Fulton, Sandy Springs at odds over Voting Rights Act

The resolution opposing Sandy Springs' request carried no legal weight, but it sharply defined the differences between the county and a city that incorporated four years ago, with the latter claiming its residents are not receiving proper attention and service from the former and then seeking to be relieved from federal oversight of elections.

“Fairness is your concern about elections, not cost,” said Hasan Crockett, a Morehouse College political science professor, who urged the county commission to oppose the city. “Free and fair elections are not a city service like garbage pick-up. It is a right protected in every constitution, from the federal level down.”

Congress passed the act in 1965 to stamp out illegal efforts to deny minorities access to voting. It applies to all or part of 16 states, including Georgia and much of the Deep South. The U.S. Supreme Court ruled last year that jurisdictions could seek relief from the act’s Section 5, which requires jurisdictions to gain federal clearance to change any election procedure, including small items such as moving polling sites.

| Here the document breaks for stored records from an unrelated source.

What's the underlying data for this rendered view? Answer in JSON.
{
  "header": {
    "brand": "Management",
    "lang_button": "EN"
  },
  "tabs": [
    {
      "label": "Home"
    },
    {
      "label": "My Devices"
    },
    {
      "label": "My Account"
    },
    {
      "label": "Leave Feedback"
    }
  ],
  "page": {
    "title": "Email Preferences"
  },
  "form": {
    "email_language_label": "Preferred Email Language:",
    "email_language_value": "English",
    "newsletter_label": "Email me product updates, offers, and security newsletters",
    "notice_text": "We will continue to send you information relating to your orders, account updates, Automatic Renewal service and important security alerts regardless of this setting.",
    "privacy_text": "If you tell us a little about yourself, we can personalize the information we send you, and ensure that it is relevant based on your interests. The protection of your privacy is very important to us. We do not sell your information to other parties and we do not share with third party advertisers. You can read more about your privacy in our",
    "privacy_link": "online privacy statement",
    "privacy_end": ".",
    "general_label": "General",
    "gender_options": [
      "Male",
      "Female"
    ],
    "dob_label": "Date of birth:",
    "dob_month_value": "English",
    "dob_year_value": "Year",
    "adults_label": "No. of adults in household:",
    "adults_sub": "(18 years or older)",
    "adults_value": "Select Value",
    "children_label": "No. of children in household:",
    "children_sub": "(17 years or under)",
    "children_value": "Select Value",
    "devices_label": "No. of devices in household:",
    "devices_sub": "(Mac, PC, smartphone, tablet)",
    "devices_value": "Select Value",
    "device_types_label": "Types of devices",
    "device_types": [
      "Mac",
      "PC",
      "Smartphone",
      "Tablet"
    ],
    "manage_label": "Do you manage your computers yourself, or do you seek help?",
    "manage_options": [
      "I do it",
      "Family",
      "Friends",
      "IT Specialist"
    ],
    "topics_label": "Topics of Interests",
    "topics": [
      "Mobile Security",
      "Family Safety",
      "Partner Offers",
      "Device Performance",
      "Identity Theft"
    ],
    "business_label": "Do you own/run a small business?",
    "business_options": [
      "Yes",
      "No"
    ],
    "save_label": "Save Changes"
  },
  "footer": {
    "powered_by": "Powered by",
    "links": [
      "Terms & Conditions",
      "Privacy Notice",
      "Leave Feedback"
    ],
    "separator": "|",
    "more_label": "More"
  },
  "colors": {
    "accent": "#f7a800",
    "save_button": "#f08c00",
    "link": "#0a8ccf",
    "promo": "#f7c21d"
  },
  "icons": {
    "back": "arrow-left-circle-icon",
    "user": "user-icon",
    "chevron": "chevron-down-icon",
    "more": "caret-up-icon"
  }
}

After an unsuccessful attempt to run its own elections last fall, Sandy Springs requested the U.S. Justice Department exempt it from federal oversight earlier this year.

“We would like the opportunity to conduct our own city elections and not have to go through the county or anyone else,” Wendell Willard, Sandy Springs city attorney, said. “We believe we can do the job, and do it at a better cost.”

Sandy Springs, which began contracting government services to the private sector after its incorporation in 2005, found an outside firm to handle its November election for $250,000. City leaders backed away when it was determined the Justice Department couldn't review the proposal in time.

Sandy Springs paid $400,000 for Fulton County to run the election.

Crockett was the sole resident to speak before the commission vote. Sandy Springs Mayor Eva Galambos could not be reached for comment on Wednesday.

In the past, Galambos has said she supported the bailout because of the cost savings and increased control for the city.

Crockett said he worried the city's efforts were racially motivated and part of northern Fulton’s strategy to create another Milton County.

Commissioner Chairman John Eaves, who co-sponsored the resolution, said the lack of a Sandy Springs history was troubling.

“To qualify for an exemption you need proof that there was no discrimination in the past 10 years, and Sandy Springs does not even have a 10-year history,” Eaves said. “We think the Voting Rights Act still applies.”

Justice Department investigators already have conducted interviews with proponents and opponents of Sandy Springs’ request. The agency is expected to rule later this summer.

County leaders will send their resolution of opposition to the Justice Department for review. However, the county has no standing if the city loses its request. Sandy Springs next can sue for the exemption in federal district court.

Commissioners Tom Lowe and Lynne Riley dissented on the county resolution, saying the county had no right to adopt it.

“You know how far that resolution will get in the Department of Justice? The first trash can,” Lowe said. “We have no authority to tell a city what to do. It’s just political pandering.”